As mentioned at the outset, our Finance Ministers have continued the practice of increasing the rate of sin taxes every year. As for how long this practice will and can continue is another matter. The intention of the imposition of sin taxes is, essentially, to internalise an external cost.

However, a case can be made that, generally, the imposed rate of sin tax is in excess of the external cost, resulting in an over-recovery of tax revenue. Then, this tax revenue should be ringfenced and be specifically employed to remedy a given external cost.

The question to ask about South Africa’s sin taxes is: What is the intent? They are a fiscal measure? In other words, their intention is to generate revenue or change or at least attempt to change behaviour? In South Africa, the revenue is not ringfenced. Although sin taxes generated R32-billion in 2014/15 (R12.2-billion from cigarettes and R10.2-billion from beer), it is understood that these proceeds are deposited in the Southern African Customs Union (Sacu) National Revenue Fund (NRF) for redistribution among its member countries.

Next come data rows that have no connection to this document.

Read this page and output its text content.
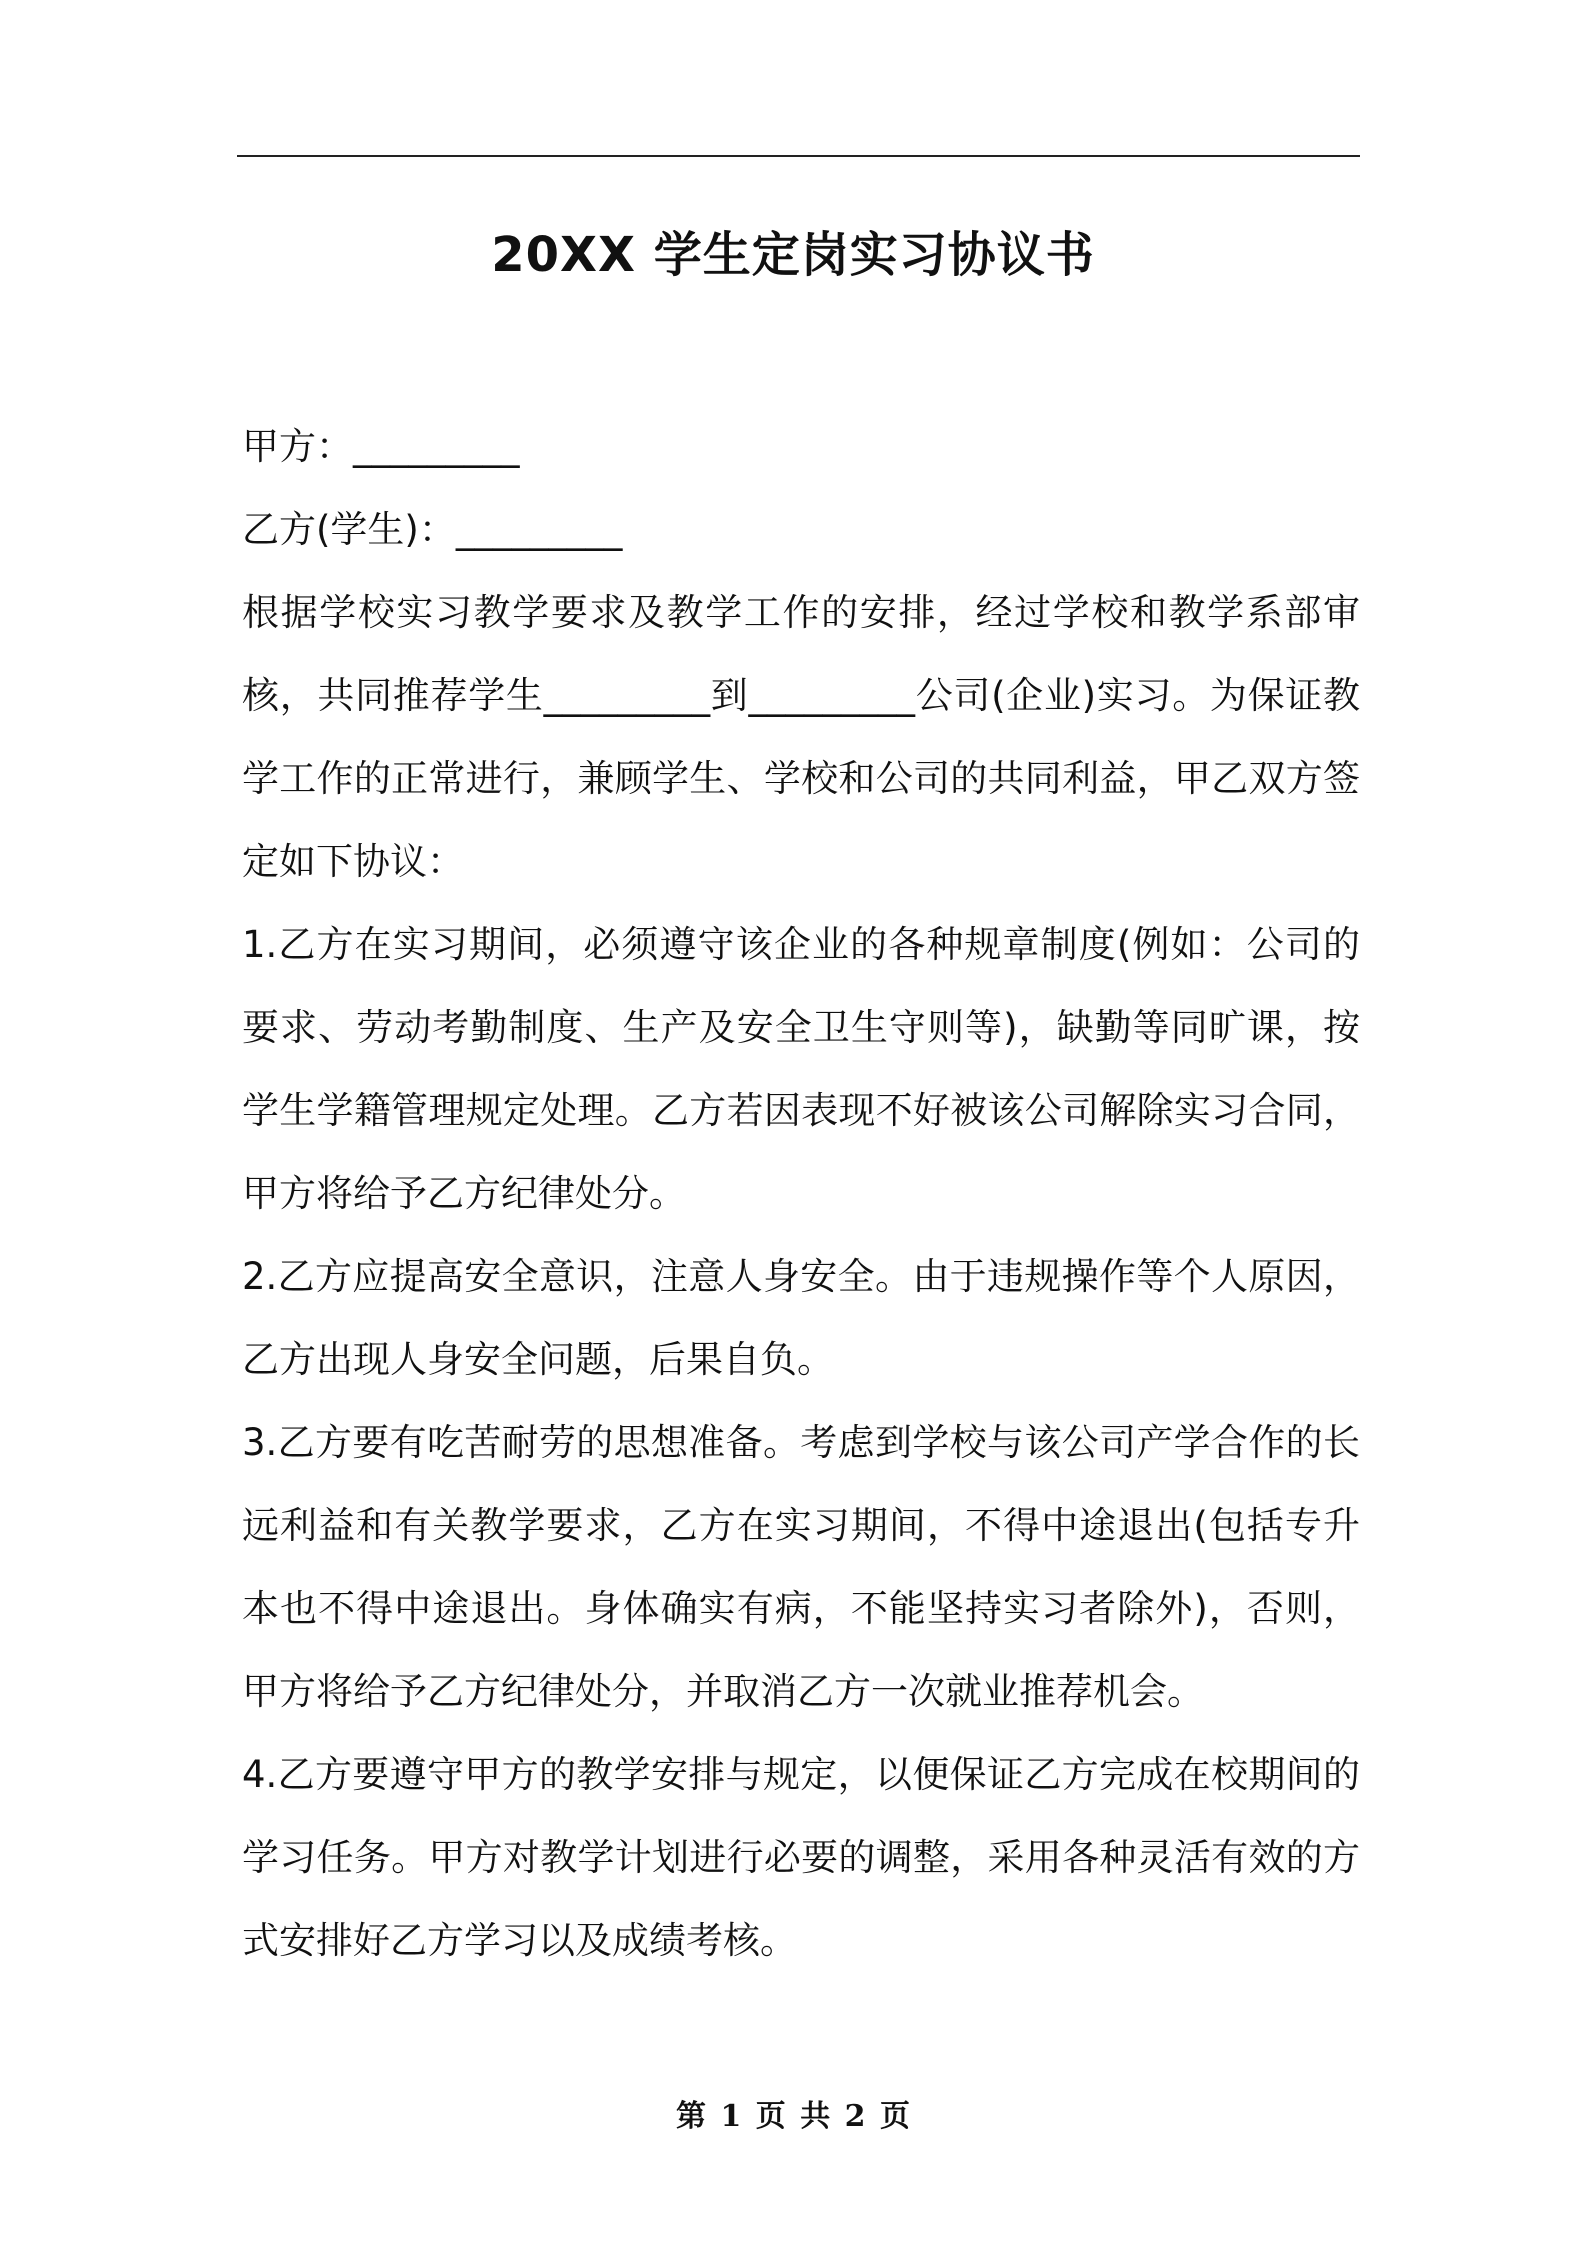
20XX 学生定岗实习协议书

甲方：_________

乙方(学生)：_________

根据学校实习教学要求及教学工作的安排，经过学校和教学系部审核，共同推荐学生_________到_________公司(企业)实习。为保证教学工作的正常进行，兼顾学生、学校和公司的共同利益，甲乙双方签定如下协议：

1.乙方在实习期间，必须遵守该企业的各种规章制度(例如：公司的要求、劳动考勤制度、生产及安全卫生守则等)，缺勤等同旷课，按学生学籍管理规定处理。乙方若因表现不好被该公司解除实习合同，甲方将给予乙方纪律处分。

2.乙方应提高安全意识，注意人身安全。由于违规操作等个人原因，乙方出现人身安全问题，后果自负。

3.乙方要有吃苦耐劳的思想准备。考虑到学校与该公司产学合作的长远利益和有关教学要求，乙方在实习期间，不得中途退出(包括专升本也不得中途退出。身体确实有病，不能坚持实习者除外)，否则，甲方将给予乙方纪律处分，并取消乙方一次就业推荐机会。

4.乙方要遵守甲方的教学安排与规定，以便保证乙方完成在校期间的学习任务。甲方对教学计划进行必要的调整，采用各种灵活有效的方式安排好乙方学习以及成绩考核。

第 1 页 共 2 页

At the very least, this could be remedied by simply amending the terminology from ‘specific excise duty’ to ‘specific excise levy’, since a levy does not form part of the Sacu NRF.

Portland Cement – Provisional Payment
On May 15, Sars informed of the imposition of provisional antidumping duties on Portland cement imported from or originating in Pakistan. The provisional payments were imposed up to and including November 13.